Jackpot! Aubrey Featherston: Fantasy novelist, environmental advocate and future dermatologist

A typical day for Aubrey Featherston, a junior environmental studies major and biology and chemistry minor, might include writing, solving a jigsaw puzzle or adding a new plant to her ever-growing collection. Featherston is the kind of person who has to avoid studying in the library for fear of being distracted by books, but the distraction that comes from her own book is harder to escape. In high school, she began a novel and has continued to expand upon it ever since.

“It’s a fantasy novel about dragons and friends and quests and magic and all that kind of neat stuff. It started off as kind of a project for me because in high school, my friends and I had a Discord server where we created a world, and we had countries that interacted with each other. There were rules to it, there were wars and all this kind of stuff. And so I already had my country developed, and I just couldn’t get it out of my head, and I was like, ‘okay, well maybe I’ll start writing a story about my country,’ and then it turned into just a roller coaster of ‘oh no, I’m writing a book,’” Featherston said.

Featherston now works on her novel as part of Trinity’s Creative Writing program. Within this club and others at Trinity like Eco Allies, Featherston has found a home. In fact, from the moment Featherston set foot on Trinity’s campus, she knew she had found her place.

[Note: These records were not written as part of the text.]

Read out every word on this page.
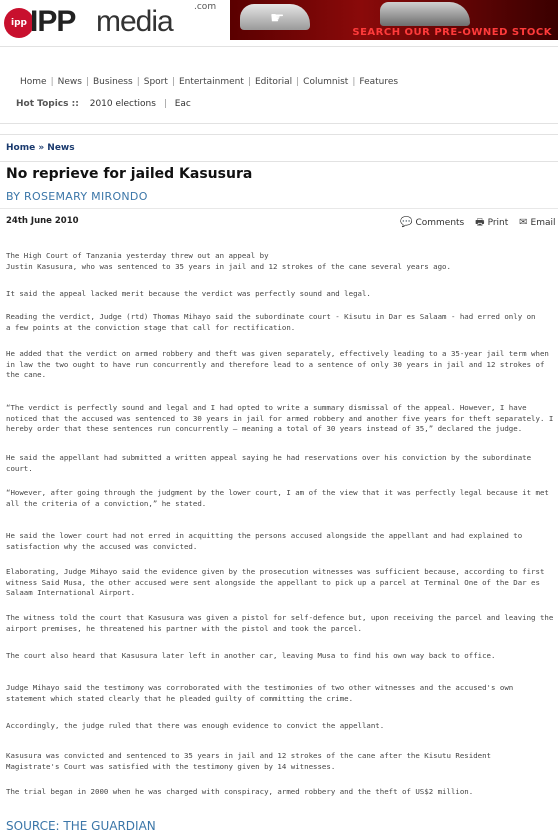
ipp IPP media .com
☛
SEARCH OUR PRE-OWNED STOCK
Home | News | Business | Sport | Entertainment | Editorial | Columnist | Features
Hot Topics :: 2010 elections | Eac
Home » News
No reprieve for jailed Kasusura
BY ROSEMARY MIRONDO
24th June 2010	💬 Comments 🖶 Print ✉ Email

The High Court of Tanzania yesterday threw out an appeal by
Justin Kasusura, who was sentenced to 35 years in jail and 12 strokes of the cane several years ago.

It said the appeal lacked merit because the verdict was perfectly sound and legal.

Reading the verdict, Judge (rtd) Thomas Mihayo said the subordinate court - Kisutu in Dar es Salaam - had erred only on
a few points at the conviction stage that call for rectification.

He added that the verdict on armed robbery and theft was given separately, effectively leading to a 35-year jail term when
in law the two ought to have run concurrently and therefore lead to a sentence of only 30 years in jail and 12 strokes of
the cane.

“The verdict is perfectly sound and legal and I had opted to write a summary dismissal of the appeal. However, I have
noticed that the accused was sentenced to 30 years in jail for armed robbery and another five years for theft separately. I
hereby order that these sentences run concurrently – meaning a total of 30 years instead of 35,” declared the judge.

He said the appellant had submitted a written appeal saying he had reservations over his conviction by the subordinate
court.

“However, after going through the judgment by the lower court, I am of the view that it was perfectly legal because it met
all the criteria of a conviction,” he stated.

He said the lower court had not erred in acquitting the persons accused alongside the appellant and had explained to
satisfaction why the accused was convicted.

Elaborating, Judge Mihayo said the evidence given by the prosecution witnesses was sufficient because, according to first
witness Said Musa, the other accused were sent alongside the appellant to pick up a parcel at Terminal One of the Dar es
Salaam International Airport.

The witness told the court that Kasusura was given a pistol for self-defence but, upon receiving the parcel and leaving the
airport premises, he threatened his partner with the pistol and took the parcel.

The court also heard that Kasusura later left in another car, leaving Musa to find his own way back to office.

Judge Mihayo said the testimony was corroborated with the testimonies of two other witnesses and the accused's own
statement which stated clearly that he pleaded guilty of committing the crime.

Accordingly, the judge ruled that there was enough evidence to convict the appellant.

Kasusura was convicted and sentenced to 35 years in jail and 12 strokes of the cane after the Kisutu Resident
Magistrate's Court was satisfied with the testimony given by 14 witnesses.

The trial began in 2000 when he was charged with conspiracy, armed robbery and the theft of US$2 million.

SOURCE: THE GUARDIAN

“I was never really that passionate about any sort [of college]. All the tours left me feeling still very iffy, but then I came to Trinity, and on my tour, literally every student we passed waved ‘hi.’ It was like, ‘Trinity’s great, come here,’ and we passed by the baseball field and all the players stopped playing and ran up to our tour and all waved at us. No other school had — none of their students had interacted. I went home that night, finished my application, and submitted it, and I was like, ‘If I get into Trinity, I’m gonna go to Trinity,’” Featherston said.

As a student on the pre-med track, Featherston had the freedom to choose any major, so she decided to pick something that really spoke to her. Majoring in environmental studies was the natural choice for her.

“It was like, well, pick something I’m actually interested in. And so that ended up being environmental studies. I’m really big into the environment. I like learning things about our natural world. I like having discussions about climate change and what I can do and how I’m supposed to vote,” Featherston said.

In medical school, Featherston hopes to study to become a dermatologist, but she also has an alternative plan.

“The skin has always interested me. With any kind of internal medicine, you really only get what the patient tells you verbally, and I think that in medicine, I would like to work with something that I could see. But a secret part of me also wants to be a sea kelp farmer and live on the Pacific coast and be a doctor by day and, over the weekend, the sea kelp farmer. And then another part of me wants to move out in the country and build my own cottage and grow my own food and garden and have ducks and just live out a nice little hermit life. So general plan, be a dermatologist, but secretly I’m always running away,” Featherston said.

Featherston has additional, more general plans as well. Last New Year’s Day, Featherston made a resolution that she managed to keep: to go outside of her comfort zone and try new things.

“I am definitely a creature of habit. When I go to a restaurant I’ve been to, I order the same thing every time. I have the same routines, I eat the same foods. I was like, ‘I have to break the cycle. I have to be different this year.’ And so, every week, I did a new thing. I feel like now people ask me things that I know in the past, I wouldn’t normally have said yes to. I traveled to four new states, I started trying new recipes, I went to a silent disco, I did more yoga classes, I swam with dolphins, I tried crocheting, I wrote letters to people,” Featherston said.

Featherston is adamant about trying new things and the impact that breaking routines has had on her life, and she has an additional piece of advice to share.

“Don’t take life too seriously that it hinders your ability to enjoy it. It’s okay to not spend 30 minutes studying if you’re going to spend those 30 minutes having dinner with a friend and talking to them about how their life is going, or it’s okay to do things you enjoy even if you think you’re supposed to be doing something else or you feel like it’s unproductive. It’s okay to have a day where all you do is lay in bed and watch movies because you really want to,” Featherston said.